Linear combination :
A vector v in a vector space V is called a linear combination of the vectors v₁ , v₂ , v₃ , . . . , vₖ if v can be expressed in the form :
v = c₁v₁ + c₂v₂ + c₃v₃ + . . . + cₖvₖ
where c₁ , c₂ , c₃ , . . . , cₖ are scalars and are called weights of linear combination .
Linear dependence :
Let v₁ , v₂ , . . . , vₙ be the n non-zero vectors of a vector space V(F) . If for c₁v₁ + c₂v₂ + . . . + cₙvₙ = 0 (cᵢ ∈ F are scalars) , there exists atleast one cᵢ ≠ 0 , then v₁ , v₂ , . . . , vₙ are called linearly dependent .
♦ If the vectors v₁ , v₂ , . . . , vₙ are linearly dependent , then atleast one of these vectors can be expressed as a linear combination of the remaining vectors .
♦ Examples :
- (1 , 2 , 3) and (2 , 4 , 6) are linearly dependent vectors since (2 , 4 , 6) = 2(1 , 2 , 3)
- (1 , 3 , 4) , (1 , 2 , 3) and (0 , 1 , 1) are linearly dependent vectors since (1 , 3 , 4) = (1 , 2 , 3) + (0 , 1 , 1)

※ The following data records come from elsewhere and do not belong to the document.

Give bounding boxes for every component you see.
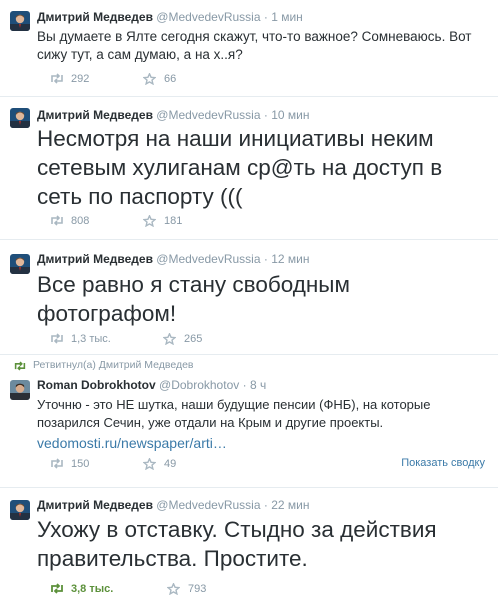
tweet-text: Несмотря на наши инициативы неким сетевы… (37, 126, 443, 209)
author-name[interactable]: Roman Dobrokhotov (37, 378, 156, 392)
author-handle[interactable]: @MedvedevRussia (156, 252, 260, 266)
tweet[interactable]: Дмитрий Медведев @MedvedevRussia · 1 мин… (0, 0, 498, 96)
tweet[interactable]: Дмитрий Медведев @MedvedevRussia · 10 ми… (0, 97, 498, 238)
avatar[interactable] (10, 380, 30, 400)
timestamp[interactable]: 8 ч (250, 378, 266, 392)
retweeted-by-label[interactable]: Ретвитнул(а) Дмитрий Медведев (33, 359, 194, 371)
timestamp[interactable]: 12 мин (271, 252, 309, 266)
favorite-count: 49 (164, 458, 177, 470)
tweet-link[interactable]: vedomosti.ru/newspaper/arti… (37, 434, 482, 452)
star-icon (163, 333, 176, 345)
separator-dot: · (263, 498, 268, 512)
favorite-count: 66 (164, 73, 177, 85)
tweet[interactable]: Дмитрий Медведев @MedvedevRussia · 22 ми… (0, 488, 498, 604)
timestamp[interactable]: 22 мин (271, 498, 309, 512)
separator-dot: · (263, 108, 268, 122)
tweet-header: Дмитрий Медведев @MedvedevRussia · 10 ми… (37, 108, 309, 122)
retweet-icon (51, 215, 63, 226)
tweet-header: Дмитрий Медведев @MedvedevRussia · 22 ми… (37, 498, 309, 512)
star-icon (167, 583, 180, 595)
tweet[interactable]: Ретвитнул(а) Дмитрий Медведев Roman Dobr… (0, 355, 498, 486)
retweet-count: 1,3 тыс. (71, 333, 111, 345)
avatar[interactable] (10, 500, 30, 520)
avatar[interactable] (10, 254, 30, 274)
retweet-count: 3,8 тыс. (71, 583, 114, 595)
author-handle[interactable]: @Dobrokhotov (159, 378, 239, 392)
author-name[interactable]: Дмитрий Медведев (37, 252, 153, 266)
retweet-icon (51, 333, 63, 344)
timestamp[interactable]: 1 мин (271, 10, 303, 24)
separator-dot: · (263, 10, 268, 24)
tweet-text: Ухожу в отставку. Стыдно за действия пра… (37, 517, 437, 571)
tweet-header: Дмитрий Медведев @MedvedevRussia · 1 мин (37, 10, 303, 24)
star-icon (143, 458, 156, 470)
retweet-icon (51, 583, 63, 594)
show-summary-link[interactable]: Показать сводку (401, 457, 485, 469)
tweet-text: Вы думаете в Ялте сегодня скажут, что-то… (37, 29, 472, 62)
favorite-count: 793 (188, 583, 207, 595)
separator-dot: · (263, 252, 268, 266)
author-name[interactable]: Дмитрий Медведев (37, 498, 153, 512)
favorite-count: 181 (164, 215, 183, 227)
star-icon (143, 73, 156, 85)
retweet-count: 292 (71, 73, 90, 85)
retweet-icon (51, 458, 63, 469)
tweet-text: Уточню - это НЕ шутка, наши будущие пенс… (37, 397, 431, 430)
star-icon (143, 215, 156, 227)
tweet[interactable]: Дмитрий Медведев @MedvedevRussia · 12 ми… (0, 240, 498, 353)
avatar[interactable] (10, 11, 30, 31)
retweet-count: 808 (71, 215, 90, 227)
tweet-header: Roman Dobrokhotov @Dobrokhotov · 8 ч (37, 378, 266, 392)
retweet-count: 150 (71, 458, 90, 470)
author-name[interactable]: Дмитрий Медведев (37, 10, 153, 24)
author-handle[interactable]: @MedvedevRussia (156, 108, 260, 122)
author-handle[interactable]: @MedvedevRussia (156, 10, 260, 24)
separator-dot: · (242, 378, 247, 392)
author-name[interactable]: Дмитрий Медведев (37, 108, 153, 122)
favorite-count: 265 (184, 333, 203, 345)
timestamp[interactable]: 10 мин (271, 108, 309, 122)
tweet-text: Все равно я стану свободным фотографом! (37, 272, 350, 326)
retweet-icon (14, 361, 26, 371)
retweet-icon (51, 73, 63, 84)
author-handle[interactable]: @MedvedevRussia (156, 498, 260, 512)
avatar[interactable] (10, 108, 30, 128)
tweet-feed: Дмитрий Медведев @MedvedevRussia · 1 мин… (0, 0, 498, 604)
tweet-header: Дмитрий Медведев @MedvedevRussia · 12 ми… (37, 252, 309, 266)
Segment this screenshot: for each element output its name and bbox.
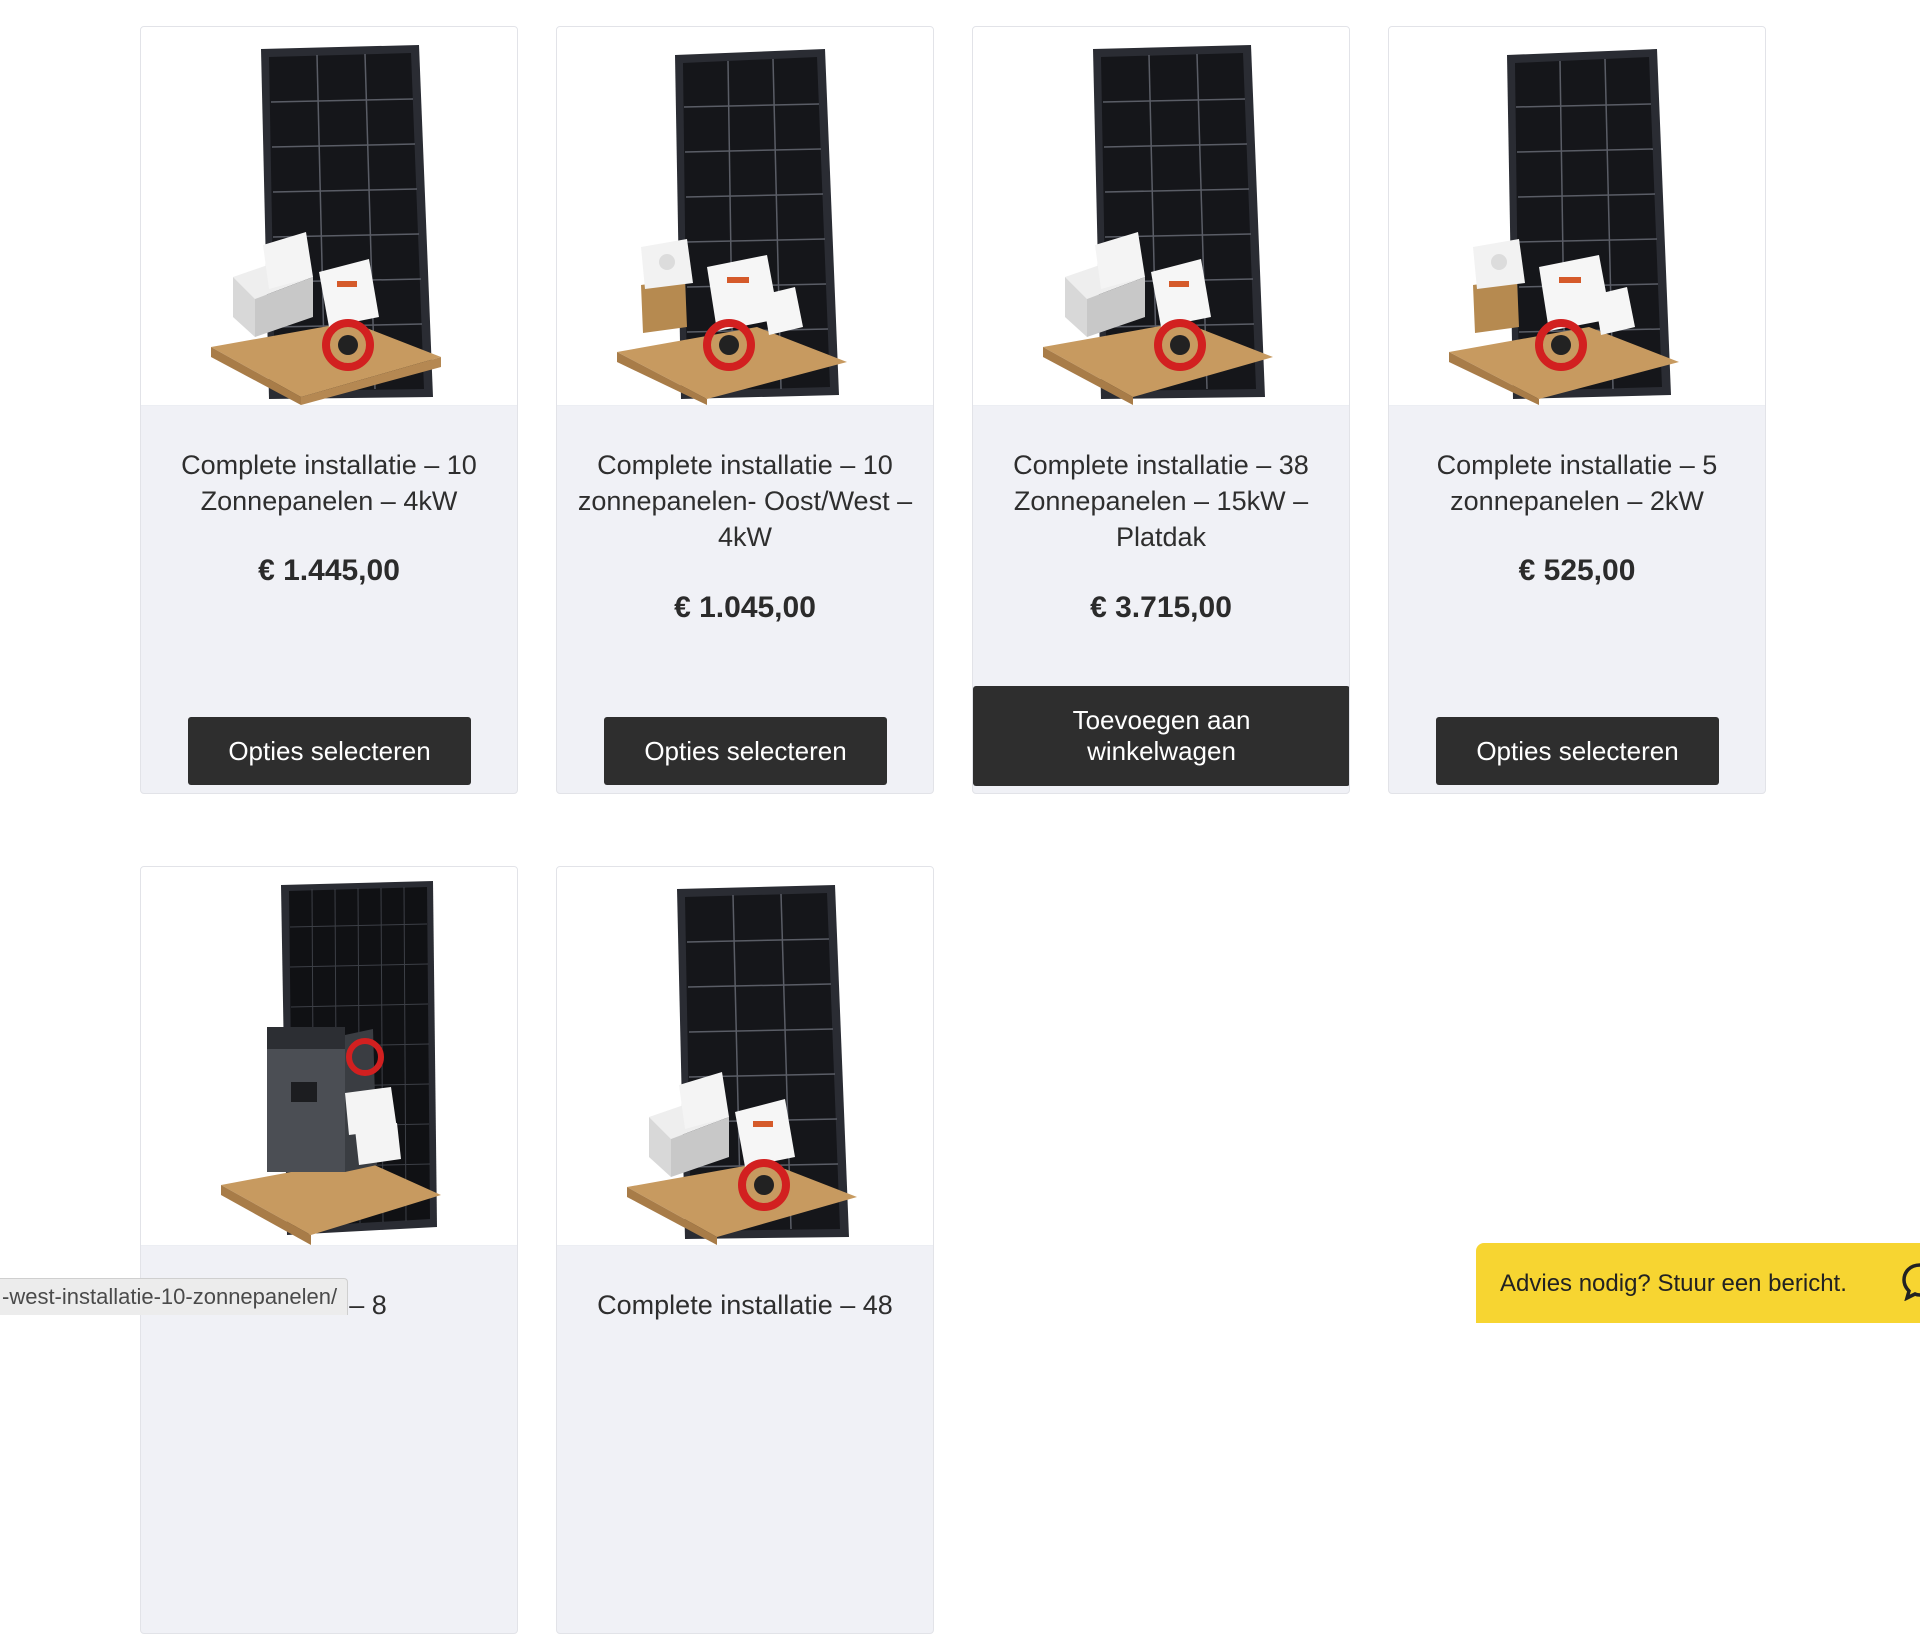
- select-options-button[interactable]: Opties selecteren: [604, 717, 887, 785]
- solar-kit-image: [627, 885, 857, 1245]
- add-to-cart-button[interactable]: Toevoegen aan winkelwagen: [973, 686, 1349, 786]
- product-image[interactable]: [141, 867, 517, 1246]
- product-image[interactable]: [141, 27, 517, 406]
- product-card[interactable]: Complete installatie – 10 Zonnepanelen –…: [140, 26, 518, 794]
- product-card[interactable]: allatie – 8: [140, 866, 518, 1634]
- solar-kit-image: [211, 45, 441, 405]
- select-options-button[interactable]: Opties selecteren: [1436, 717, 1719, 785]
- solar-battery-kit-image: [221, 881, 441, 1245]
- product-price: € 1.445,00: [258, 554, 400, 587]
- product-title[interactable]: Complete installatie – 10 zonnepanelen- …: [563, 447, 927, 555]
- product-image[interactable]: [557, 867, 933, 1246]
- chat-bubble-icon[interactable]: [1900, 1261, 1920, 1301]
- product-card[interactable]: Complete installatie – 5 zonnepanelen – …: [1388, 26, 1766, 794]
- product-image[interactable]: [557, 27, 933, 406]
- solar-kit-image: [617, 49, 847, 405]
- product-card[interactable]: Complete installatie – 10 zonnepanelen- …: [556, 26, 934, 794]
- solar-kit-image: [1449, 49, 1679, 405]
- product-title[interactable]: Complete installatie – 48: [563, 1287, 927, 1323]
- product-price: € 525,00: [1518, 554, 1636, 587]
- product-image[interactable]: [1389, 27, 1765, 406]
- product-price: € 1.045,00: [674, 591, 816, 624]
- product-price: € 3.715,00: [1090, 591, 1232, 624]
- product-title[interactable]: Complete installatie – 10 Zonnepanelen –…: [147, 447, 511, 519]
- chat-widget[interactable]: Advies nodig? Stuur een bericht.: [1476, 1243, 1920, 1323]
- select-options-button[interactable]: Opties selecteren: [188, 717, 471, 785]
- product-title[interactable]: Complete installatie – 5 zonnepanelen – …: [1395, 447, 1759, 519]
- chat-widget-label[interactable]: Advies nodig? Stuur een bericht.: [1500, 1267, 1847, 1301]
- product-card[interactable]: Complete installatie – 48: [556, 866, 934, 1634]
- product-image[interactable]: [973, 27, 1349, 406]
- solar-kit-image: [1043, 45, 1273, 405]
- product-title[interactable]: Complete installatie – 38 Zonnepanelen –…: [979, 447, 1343, 555]
- add-to-cart-label: Toevoegen aan winkelwagen: [1072, 705, 1251, 766]
- product-card[interactable]: Complete installatie – 38 Zonnepanelen –…: [972, 26, 1350, 794]
- browser-status-bar-url: -west-installatie-10-zonnepanelen/: [0, 1278, 349, 1315]
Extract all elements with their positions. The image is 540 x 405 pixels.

- (3 , 2 , 5) , (2 , 1 , 2) and (-1 , 0 , 1) are linearly dependent vectors since (3 , 2 , 5) = 2(2 , 1 , 2) + (-1 , 0 , 1) .
Linearly independence :
Let v₁ , v₂ , . . . , vₙ be the n non-zero vectors of a vector space V(F) . If for c₁v₁ + c₂v₂ + . . . + cₙvₙ = 0 (cᵢ ∈ F are scalars) , all cᵢ = 0 , then v₁ , v₂ , . . . , vₙ are called linearly independent .
♦ If the vectors v₁ , v₂ , . . . , vₙ are linearly dependent , then none of these vectors can be expressed as a linear combination of the remaining vectors .
♦ Examples :
- (1 , 0) and (0 , 1) are linearly independent vectors .
- (1 , 0 , 0) , (0 , 1 , 0) and (0 , 0 , 1) are linearly independent vectors .
- (1 , 2 , 3) and (0 , 3 , 4) are linearly independent vectors .